The minutes of the Federal Reserve meeting, which showed some at the central bank are worried about the costs of quantitative easing, sparked a selloff in risky assets but analysts say that in the case of emerging markets, this is just a temporary correction.
Latin American stock markets fell between 1% and 2% on Wednesday after the Fed minutes were published; Asian stocks were also in the red, with Chinese stocks down 3%, while emerging European stock markets also fell by up to 2% on Thursday morning.
Among the sentences in the minutes that spooked the markets was this: “a number of participants stated that an ongoing evaluation of the efficacy, costs, and risks of asset purchases might well lead the Committee to taper or end its purchases before it judged that a substantial improvement in the outlook for the labor market had occurred.”
Some market participants believe the minutes to the January meeting raised the possibility that the size of the Fed’s quantitative easing program might be reined in sooner than expected, a scenario that seems a repeat of what happened after the release of the December minutes.
“I think we had a little bit of a fright this morning,” Peter Attard Montalto, emerging market economist at Nomura, told Emerging Markets.
“On a Fed exit, what people are thinking about in the long run is: do those flows in emerging market funds reverse and go back to the US, back into developed markets?”
“There is a grain of truth in that, that there is some hot money flow accumulation; but we think a lot of it is more structural, more of a real diversification into what have actually been low-volatility, easy-to- understand, better-to-invest than the eurozone universe [markets].”
Investors’ reaction to the minutes was, up to a point, normal, Neil Shearing, emerging markets at Capital Economics, said.
“To some extent it’s understandable, there’s widespread perception that actually what has inflated asset prices has been extremely loose monetary policy in the developed world and that’s created this wave of liquidity that went into emerging markets,” Shearing told Emerging Markets.
But he said that the evidence for that happening was “very thin.”
BIG TEST LATER
“I suspect in truth that the big test for emerging markets will come not with the end of QE3, but when the Fed actually starts to rein in this liquidity and starts to raise interest rates, which probably is going to be for some time yet,” Shearing said.
Even though there is a lot of money created by developed countries’ central banks that is flowing into emerging markets, many inflows are actually more permanent ones.
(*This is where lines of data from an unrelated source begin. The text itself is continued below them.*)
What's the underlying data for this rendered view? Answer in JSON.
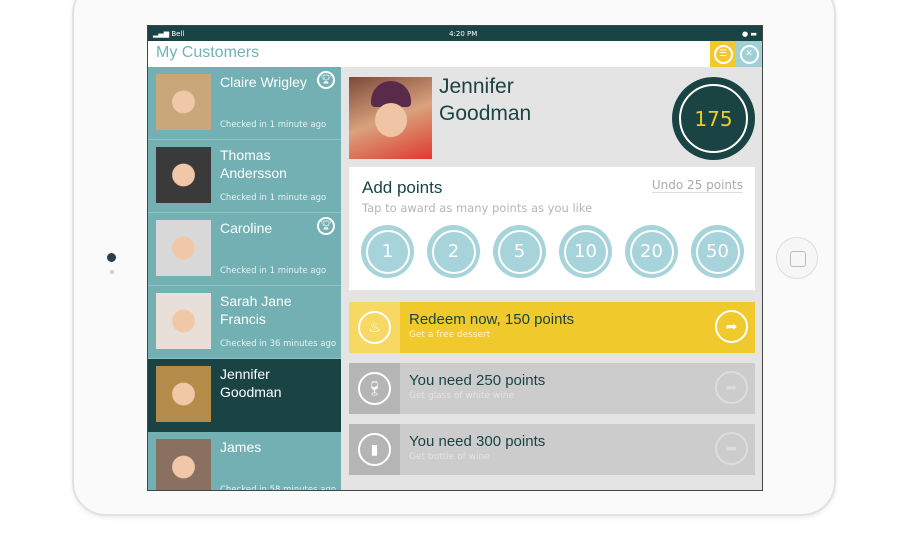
{
  "status": {
    "carrier": "Bell",
    "time": "4:20 PM"
  },
  "header": {
    "title": "My Customers",
    "list_icon": "list-icon",
    "tools_icon": "tools-icon"
  },
  "colors": {
    "dark_teal": "#1a4444",
    "teal": "#72b0b4",
    "yellow": "#f0ca2c",
    "light_blue": "#a6d4da"
  },
  "customers": [
    {
      "name": "Claire Wrigley",
      "checked": "Checked in 1 minute ago",
      "trophy": true
    },
    {
      "name": "Thomas Andersson",
      "checked": "Checked in 1 minute ago",
      "trophy": false
    },
    {
      "name": "Caroline",
      "checked": "Checked in 1 minute ago",
      "trophy": true
    },
    {
      "name": "Sarah Jane Francis",
      "checked": "Checked in 36 minutes ago",
      "trophy": false
    },
    {
      "name": "Jennifer Goodman",
      "checked": "",
      "trophy": false,
      "selected": true
    },
    {
      "name": "James",
      "checked": "Checked in 58 minutes ago",
      "trophy": false
    }
  ],
  "detail": {
    "name": "Jennifer Goodman",
    "points": "175",
    "add": {
      "title": "Add points",
      "undo": "Undo 25 points",
      "subtitle": "Tap to award as many points as you like",
      "values": [
        "1",
        "2",
        "5",
        "10",
        "20",
        "50"
      ]
    },
    "rewards": [
      {
        "title": "Redeem now, 150 points",
        "subtitle": "Get a free dessert",
        "icon": "cupcake-icon",
        "available": true
      },
      {
        "title": "You need 250 points",
        "subtitle": "Get glass of white wine",
        "icon": "wine-glass-icon",
        "available": false
      },
      {
        "title": "You need 300 points",
        "subtitle": "Get bottle of wine",
        "icon": "wine-bottle-icon",
        "available": false
      }
    ]
  }
}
Nomura’s Montalto says there are Asian pension funds which “have been seen going in places like Poland more recently,” a lot of sovereign wealth funds, and US real money – such as pension funds – driven by structural asset reallocation that is part of a long-term strategy.
“These are all more sticky and for the long run,” he said.
Montalto expects market participants to get over this “shock to risk premia” as they realize that unemployment in the US is likely to “remain extremely high for a very long time” and that, even if the Fed doesn’t do additional quantitative easing, monetary conditions will remain extremely loose.
“And you have Japan coming in in the US’s place, doing its own, probably very aggressive, monetary easing,” he said. “The yen is already a funding currency, and will become more so.”
While Shearing does not believe that Japan will replace the Fed in terms of quantitative easing, as its asset-buying is likely to begin only in 2014, he thinks Thursday’s fall in risky assets is just a correction, as the rally since the end of last year was “a bit overdone anyway” and “this just tempers the more extreme optimism.”
“The major disruption to the rally in risky assets and emerging market assets is more likely to come from Europe, I think, and a re-escalation of the debt crisis,” Shearing said.
He believes that the underlying problems for the eurozone remain and that, despite progress on a banking union in the single currency area, some structural reforms and European Central Bank president Mario Draghi’s pledge that the bank will do all it can to protect the euro, the crisis can resurface.
“Frankly, it can happen at any point,” Shearing said.